Beta-lactam antibiotics share the beta-lactam ring and inhibit bacterial cell wall synthesis by acylating penicillin-binding proteins (PBPs), preventing cross-linking of peptidoglycan. This is bactericidal. Penicillins (amoxicillin, flucloxacillin, benzylpenicillin) are foundational. Flucloxacillin is uniquely stable against staphylococcal beta-lactamase, making it first-line for Staph aureus infections. Amoxicillin-clavulanate combines a broad-spectrum penicillin with a beta-lactamase inhibitor, extending cover to Haemophilus influenzae and some Enterobacteriaceae. Cephalosporins are grouped by generation: first-generation (cephalexin — skin and UTIs), second-generation (cefuroxime), third-generation (ceftriaxone — meningitis, serious gram-negative infections), fourth-generation (cefepime). Carbapenems (meropenem) are reserved for multi-resistant organisms.

Macrolides (erythromycin, azithromycin, clarithromycin) bind the 50S ribosomal subunit, inhibiting translocation. They are bacteriostatic and used for atypical respiratory pathogens (Mycoplasma, Legionella, Chlamydia), as well as penicillin-allergic patients. Azithromycin has excellent tissue penetration and a very long half-life. Macrolides are CYP3A4 inhibitors (except azithromycin), causing clinically significant drug interactions.

Fluoroquinolones (ciprofloxacin, norfloxacin) inhibit bacterial DNA gyrase and topoisomerase IV, preventing DNA supercoiling relief — bactericidal. They have excellent oral bioavailability approaching 100%. Key adverse effects include QT prolongation, tendinopathy (especially Achilles), and seizures. Their use is restricted in New Zealand due to resistance concerns.

Aminoglycosides (gentamicin, tobramycin) inhibit the 30S ribosomal subunit, causing misreading of mRNA. They are concentration-dependent and synergistic with beta-lactams. Nephrotoxicity and ototoxicity are the major adverse effects, requiring therapeutic drug monitoring (trough levels).

Antiviral drugs act on viral-specific targets. Oseltamivir (Tamiflu) inhibits neuraminidase, preventing influenza release from host cells. It must be started within 48 hours of symptom onset for efficacy. Acyclovir is a nucleoside analogue that requires phosphorylation by viral thymidine kinase (selectivity mechanism), then inhibits viral DNA polymerase.
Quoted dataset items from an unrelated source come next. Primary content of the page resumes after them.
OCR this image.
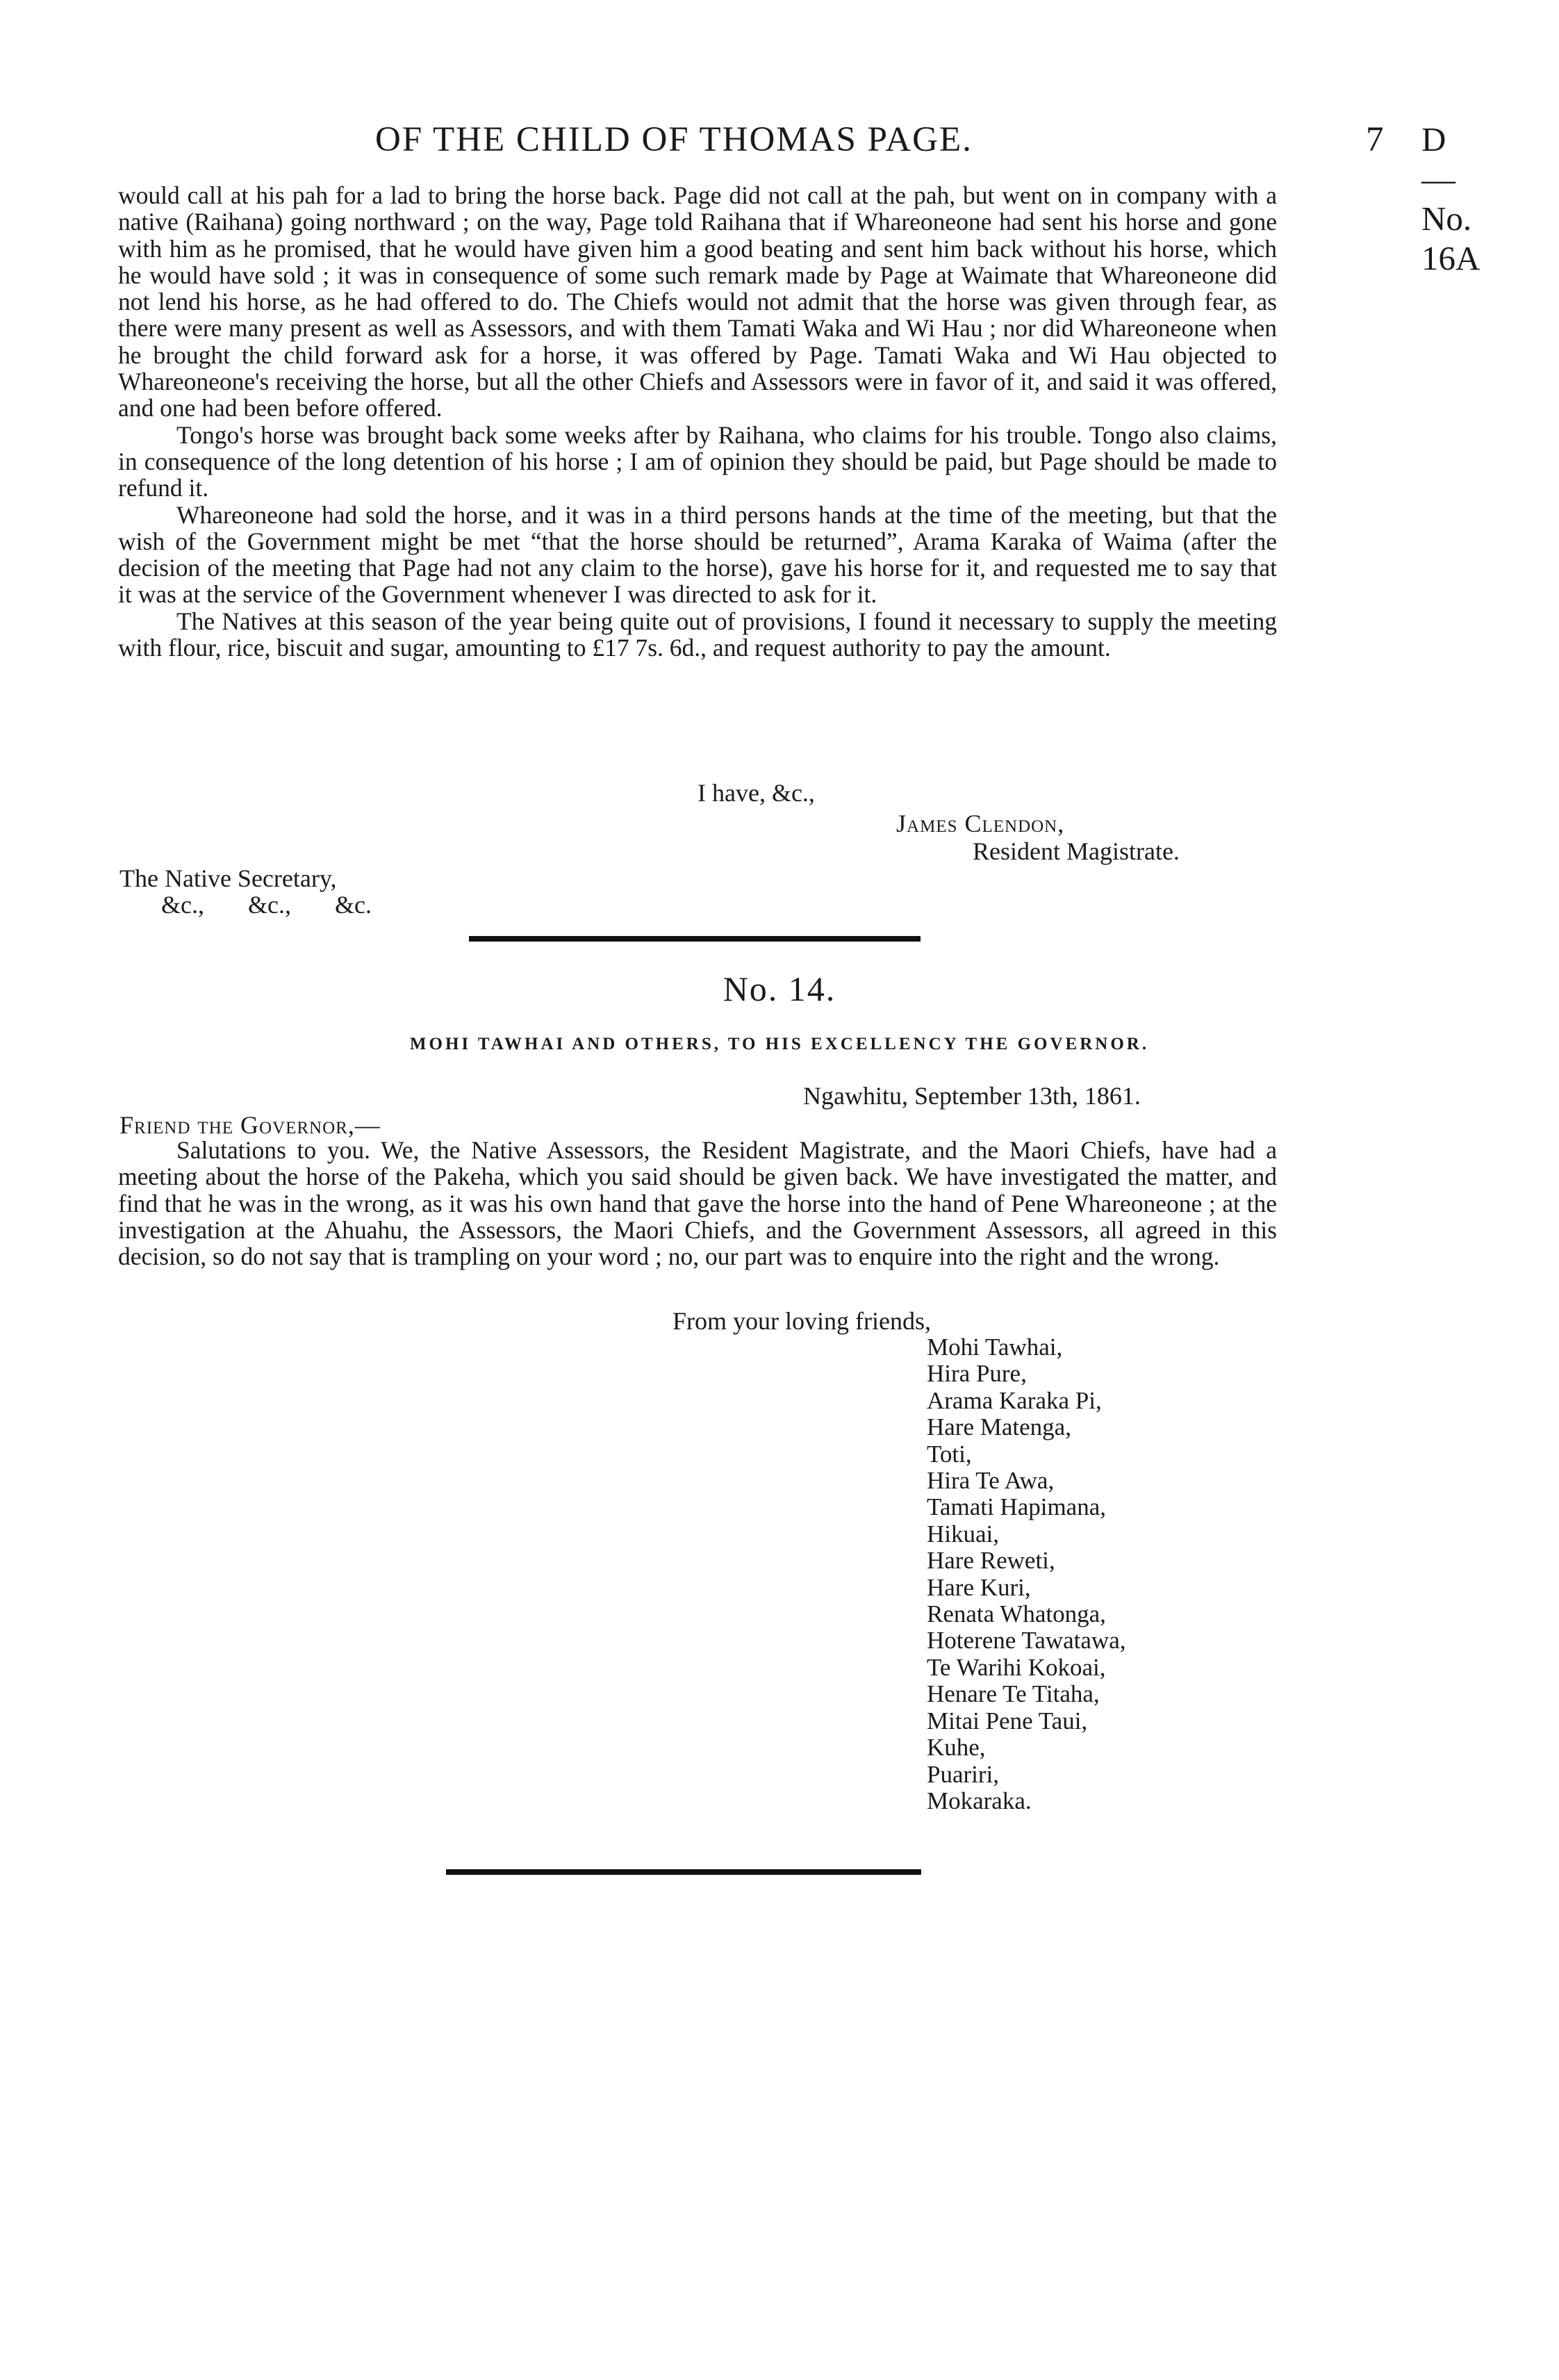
OF THE CHILD OF THOMAS PAGE.	7 D —No. 16A

would call at his pah for a lad to bring the horse back. Page did not call at the pah, but went on in company with a native (Raihana) going northward ; on the way, Page told Raihana that if Whareoneone had sent his horse and gone with him as he promised, that he would have given him a good beating and sent him back without his horse, which he would have sold ; it was in consequence of some such remark made by Page at Waimate that Whareoneone did not lend his horse, as he had offered to do. The Chiefs would not admit that the horse was given through fear, as there were many present as well as Assessors, and with them Tamati Waka and Wi Hau ; nor did Whareoneone when he brought the child forward ask for a horse, it was offered by Page. Tamati Waka and Wi Hau objected to Whareoneone's receiving the horse, but all the other Chiefs and Assessors were in favor of it, and said it was offered, and one had been before offered.

Tongo's horse was brought back some weeks after by Raihana, who claims for his trouble. Tongo also claims, in consequence of the long detention of his horse ; I am of opinion they should be paid, but Page should be made to refund it.

Whareoneone had sold the horse, and it was in a third persons hands at the time of the meeting, but that the wish of the Government might be met “that the horse should be returned”, Arama Karaka of Waima (after the decision of the meeting that Page had not any claim to the horse), gave his horse for it, and requested me to say that it was at the service of the Government whenever I was directed to ask for it.

The Natives at this season of the year being quite out of provisions, I found it necessary to supply the meeting with flour, rice, biscuit and sugar, amounting to £17 7s. 6d., and request authority to pay the amount.

I have, &c.,
James Clendon,
Resident Magistrate.
The Native Secretary,
&c.,       &c.,       &c.
No. 14.
MOHI TAWHAI AND OTHERS, TO HIS EXCELLENCY THE GOVERNOR.
Ngawhitu, September 13th, 1861.
Friend the Governor,—

Salutations to you. We, the Native Assessors, the Resident Magistrate, and the Maori Chiefs, have had a meeting about the horse of the Pakeha, which you said should be given back. We have investigated the matter, and find that he was in the wrong, as it was his own hand that gave the horse into the hand of Pene Whareoneone ; at the investigation at the Ahuahu, the Assessors, the Maori Chiefs, and the Government Assessors, all agreed in this decision, so do not say that is trampling on your word ; no, our part was to enquire into the right and the wrong.

From your loving friends,
Mohi Tawhai,
Hira Pure,
Arama Karaka Pi,
Hare Matenga,
Toti,
Hira Te Awa,
Tamati Hapimana,
Hikuai,
Hare Reweti,
Hare Kuri,
Renata Whatonga,
Hoterene Tawatawa,
Te Warihi Kokoai,
Henare Te Titaha,
Mitai Pene Taui,
Kuhe,
Puariri,
Mokaraka.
It is used for herpes simplex and varicella-zoster infections. Resistance can occur in immunocompromised patients with deficient thymidine kinase.

Antifungals target ergosterol, the predominant sterol in fungal cell membranes (unlike human cholesterol). Azoles (fluconazole, voriconazole) inhibit CYP51 (lanosterol 14α-demethylase), depleting ergosterol. Amphotericin B binds ergosterol directly, forming pores in the fungal membrane — highly effective but nephrotoxic. Echinocandins (caspofungin) inhibit beta-glucan synthase, disrupting the fungal cell wall with minimal mammalian toxicity.